Opinião

A questão do Serviço Nacional de Saúde

4 jul 2022 15:45

O problema do SNS não é conjuntural, mas estrutural

Não sou especialista em saúde, mas apenas um cidadão que acompanha perplexo e preocupado o que está a acontecer com o SNS, uma das melhores realizações da democracia portuguesa e das que mais contribuiu para a melhoria da qualidade de vida dos portugueses.

Nos últimos anos, a partir da troika, assistimos a uma degradação do SNS com todos os governos a terem culpas no cartório.

O SNS, cuja existência é um imperativo constitucional, diminui e o sector privado cresce, muitas vezes à custa do Estado através de convenções e subsistemas.

Não podemos culpar o sector privado pela situação, mas o Estado que não soube responder às necessidades da população.

No entanto, e de acordo com o Observatório Português de Saúde, nos últimos seis anos foram admitidos mais 30.000 profissionais para o SNS e, surpreendentemente ou talvez não, a produtividade desceu 25%, ou seja, o número da actos médicos diminuiu 25%.

Uma das razões poderá radicar na diminuição da carga horária semanal de 40 para 35 horas.

Outra razão radicará no absentismo que aumentou 12% o que é um mau sintoma.

A concorrência do sector privado é, igualmente, uma razão para a drenagem do pessoal do SNS, bem como o negócio da prestação de serviços.

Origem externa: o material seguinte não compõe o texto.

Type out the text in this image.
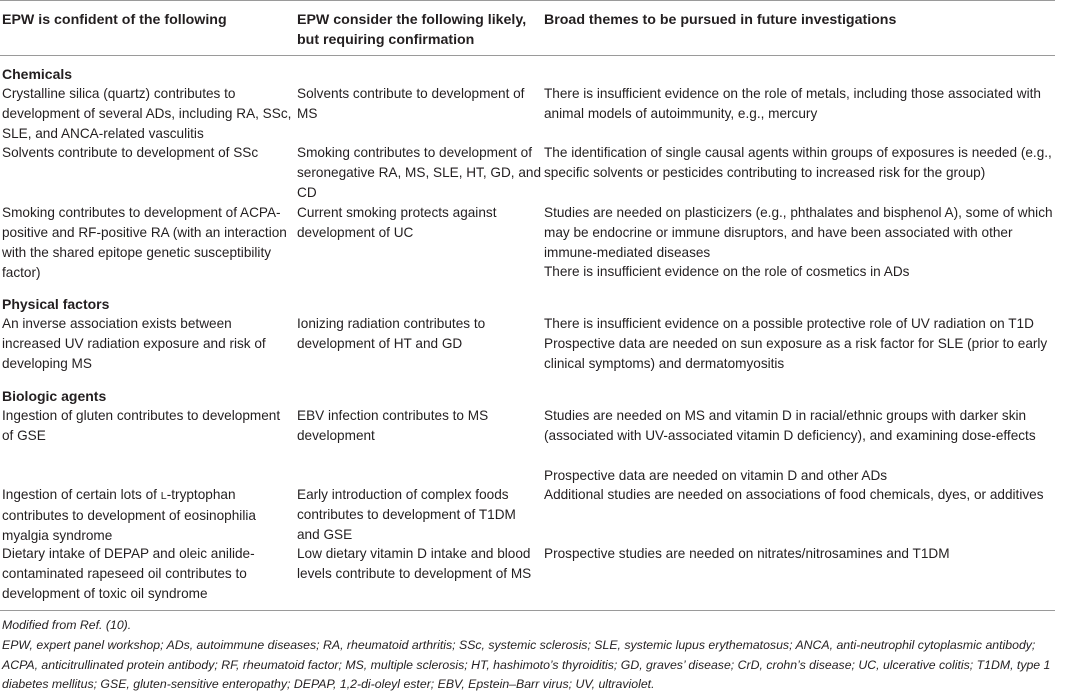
EPW is confident of the following	EPW consider the following likely, but requiring confirmation
Broad themes to be pursued in future investigations
Chemicals
Crystalline silica (quartz) contributes to development of several ADs, including RA, SSc, SLE, and ANCA-related vasculitis
Solvents contribute to development of MS
There is insufficient evidence on the role of metals, including those associated with animal models of autoimmunity, e.g., mercury
Solvents contribute to development of SSc	Smoking contributes to development of seronegative RA, MS, SLE, HT, GD, and CD
The identification of single causal agents within groups of exposures is needed (e.g., specific solvents or pesticides contributing to increased risk for the group)
Smoking contributes to development of ACPA-positive and RF-positive RA (with an interaction with the shared epitope genetic susceptibility factor)
Current smoking protects against development of UC
Studies are needed on plasticizers (e.g., phthalates and bisphenol A), some of which may be endocrine or immune disruptors, and have been associated with other immune-mediated diseases
There is insufficient evidence on the role of cosmetics in ADs
Physical factors
An inverse association exists between increased UV radiation exposure and risk of developing MS
Ionizing radiation contributes to development of HT and GD
There is insufficient evidence on a possible protective role of UV radiation on T1D
Prospective data are needed on sun exposure as a risk factor for SLE (prior to early clinical symptoms) and dermatomyositis
Biologic agents
Ingestion of gluten contributes to development of GSE
EBV infection contributes to MS development
Studies are needed on MS and vitamin D in racial/ethnic groups with darker skin (associated with UV-associated vitamin D deficiency), and examining dose-effects
Prospective data are needed on vitamin D and other ADs
Ingestion of certain lots of L-tryptophan contributes to development of eosinophilia myalgia syndrome
Early introduction of complex foods contributes to development of T1DM and GSE
Additional studies are needed on associations of food chemicals, dyes, or additives
Dietary intake of DEPAP and oleic anilide-contaminated rapeseed oil contributes to development of toxic oil syndrome
Low dietary vitamin D intake and blood levels contribute to development of MS
Prospective studies are needed on nitrates/nitrosamines and T1DM
Modified from Ref. (10).
EPW, expert panel workshop; ADs, autoimmune diseases; RA, rheumatoid arthritis; SSc, systemic sclerosis; SLE, systemic lupus erythematosus; ANCA, anti-neutrophil cytoplasmic antibody; ACPA, anticitrullinated protein antibody; RF, rheumatoid factor; MS, multiple sclerosis; HT, hashimoto’s thyroiditis; GD, graves’ disease; CrD, crohn’s disease; UC, ulcerative colitis; T1DM, type 1 diabetes mellitus; GSE, gluten-sensitive enteropathy; DEPAP, 1,2-di-oleyl ester; EBV, Epstein–Barr virus; UV, ultraviolet.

Seja qual for a razão, não restam dúvidas que os profissionais do SNS não se sentem felizes no seu trabalho e, actualmente, a compensação financeira nem sempre é a razão principal para reter as pessoas em qualquer organização, embora não se compreenda bem que, nos últimos dez anos e segundo o jornal Diário de Notícias, o aumento médio dos salários na função pública, tendo sido de 13,1%, para certas classes profissionais como magistrados, polícias, enfermeiros, deputados e outros, esse aumento salarial foi acima dessa média e, para os médicos e investigadores, foi abaixo da mesma!

Em conclusão, o problema do SNS não é conjuntural, mas estrutural.

Não é possível gerir de forma centralizada uma organização com a dimensão e complexidade do SNS.

Em breve, será discutido em Conselho de Ministros o Estatuto do SNS, dando seguimento à Lei de Bases da Saúde.

Nesse estatuto está prevista a criação de uma direcção executiva do SNS separada do Ministério da Saúde e liderada por uma figura equivalente ao “CEO” das grandes empresas à qual competirá a gestão e articulação dos recursos do SNS.

Os objectivos já enunciados passam pela reforma dos cuidados de saúde primários, reforma dos cuidados de saúde mental e reforma do modelo de governação dos hospitais públicos.

Outras apostas serão na medicina de proximidade e nos cuidados continuados com o objectivo de diminuir a pressão nas urgências hospitalares.

Acrescentaria a digitalização da saúde, prevista no PRR, os “hospitais em casa” com o consequente apoio e compensação aos cuidadores/familiares e a criação de Sistemas Locais de Saúde.